Snyder mainly studies the history of the 20th century (nationalism, totalitarianism and the Holocaust).

He is an active member of the Taras Shevchenko-America Scientific Society; speaks the Ukrainian language, which he mastered within one year.

Snyder graduated from Centerville High School and received a Bachelor of Arts degree in history and political science at Brown University.

He studied at Brown University in 1987-1991, and at Oxford University in 1991-1995, where he received PhD in 1997.

During 1994-1995, he worked at the National Center for Scientific Research (CNRS, France), as well as at the Institute of Human Sciences in Vienna (Institut für die Wissenschaften vom Menschen).

Snyder was a fellow at the National Research Center in Paris 1994-1995, the Institute for Higher Education in Vienna in 1996, the Olin Institute for Strategic Studies at Harvard University in 1997; and he was also an Academy Fellow at the Weatherhead Center for International Affairs at Harvard University 1998-2001.

His works have been published in English, Polish, German, Russian, Ukrainian, Czech, French, Slovak, Belarusian and Spanish.

Snyder published his works

  • in the following scientific journals: “Osteuropa”, “Transit”, “Past & Present”, “East European Politics and Societies[en]”, “Polin”, “Revue des Etudes Slaves”, “Kritika”, “Nationalism and Ethnic Politics”, “Contemporary European History”, “Yad Vashem Studies”, “Nations and Nationalism”, “Nowa Europa Wschodnia”, “Il Mestiere di Storico”;
  • and in the following magazines: “International New York Times”, “Times Literary Supplement”, “The New York Review of Books”, “The New Republic”, “Eurozine”, “Tygodnik Powszechny”, “Prospect”, “The Nation “, “The Boston Globe”, “Chicago Tribune”, “Christian Science Monitor”

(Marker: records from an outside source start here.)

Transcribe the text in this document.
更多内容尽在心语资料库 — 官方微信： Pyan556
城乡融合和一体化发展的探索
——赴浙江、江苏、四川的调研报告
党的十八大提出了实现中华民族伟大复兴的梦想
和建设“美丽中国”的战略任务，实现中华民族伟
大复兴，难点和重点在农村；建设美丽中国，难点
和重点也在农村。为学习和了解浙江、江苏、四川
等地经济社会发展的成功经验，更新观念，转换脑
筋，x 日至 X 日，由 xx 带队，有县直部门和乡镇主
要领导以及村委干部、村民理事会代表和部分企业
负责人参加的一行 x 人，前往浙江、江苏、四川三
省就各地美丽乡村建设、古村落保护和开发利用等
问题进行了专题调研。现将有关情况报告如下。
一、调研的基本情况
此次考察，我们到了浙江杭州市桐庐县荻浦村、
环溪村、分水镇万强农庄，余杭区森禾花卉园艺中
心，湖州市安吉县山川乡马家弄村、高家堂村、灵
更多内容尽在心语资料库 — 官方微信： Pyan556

In the monograph “Bloodlands: Europe between Hitler and Stalin”, Snyder substantiated the thesis that the Nazi and Soviet regimes killed about 14 million people in the territory of Ukraine, Poland, Belarus, the Baltic countries and in the western regions of Russia.

In 2020, “The Road to Unfreedom: Russia, Europe, America”, a fundamental work designed to help understand Ukraine and its role in modern geopolitics, was translated into Ukrainian.

In 2014, in the very first days of Russian aggression against Ukraine, he condemned it. In June 2018, he joined the open letter of cultural figures, politicians and human rights activists calling on world leaders to defend the Ukrainian director Oleg Sentsov and other political prisoners jailed in Russia.

On November 2, 2022, Timothy became the 10th ambassador of UNITED24. He is raising funds for the system to counter UAVs, which Russia uses to constantly attack critical infrastructure facilities in Ukraine.

Timothy Snyder agreed to be the Ambassador of V. N. Karazin Kharkiv National University to defend the interests of the university community and to cooperate in joint scientific and educational projects.